The illiac arteries then immediately split (before they reach the leg) in to the internal and external illiac arteries. Remember, this is happening on both sides of the body – there are to of each artery being described (except the aorta).

The external illiac arteries travel through the pelvis, eventually becoming the femoral arteries. The femoral artery is the major artery that supplies blood to the entire leg. It runs on the inside (medial aspect) of your thigh. 

Part way down the thigh, the femoral artery begins to move toward the back of the thigh. Along the way, it is giving off numerous smaller branches, all of which supply blood to parts of the thigh. Some of these branches have names, such as the superficial illiac circumflex, deep femoral, superficial external pudendal, and the superficial epigastric arteries – among others. It’s a real nightmare of confusion for anatomy students.

About at the level of the knee, the femoral artery officially becomes the popliteal artery. From here, things get really crazy. The popliteal artery has a TON of important branches, each of which being responsible for supplying blood to various parts of the lower leg.

Let’s name a few of the important branches of the popliteal artery. There are the anterior and posterior tibial arteries. These are mostly involved in supplying blood to the front and back of the  lower leg.

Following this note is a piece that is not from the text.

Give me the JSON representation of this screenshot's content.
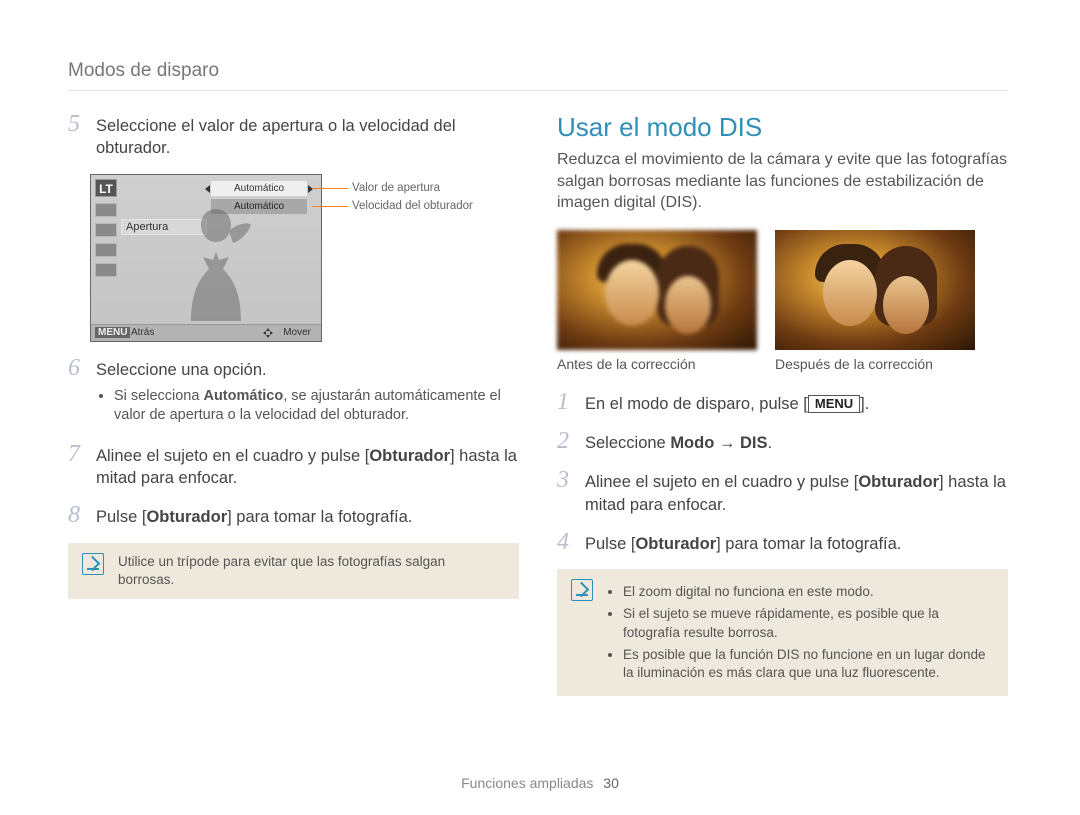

They each give off numerous named branches themselves. These are certainly two of the more important branches of the popliteal artery.

Then there the medial and lateral superior genicular arteries. There is also a middle genicular artery. And don’t forget the sural artery – of which there are actually up to a half dozen in some people. They supply the calf muscles.

Oh, and before you think your off the hook, don’t forget the medial and lateral inferior genicular arteries. Whenever you seen a “superior” artery, you can be sure there is a corresponding “inferior” in there somewhere. If you’re confused yet, don’t worry, you’re not alone.

There a couple of places where the arteries of the lower limb can be felt, along with the pulse. The femoral artery can be felt in the inner thigh on most people. The popliteal artery can be felt in the back of the knee much of the time.

The structure and route of the arteries in the lower limb is confusing, especially without the aid of pictures. Hopefully, this gave you something of an introduction to the anatomy of these arteries.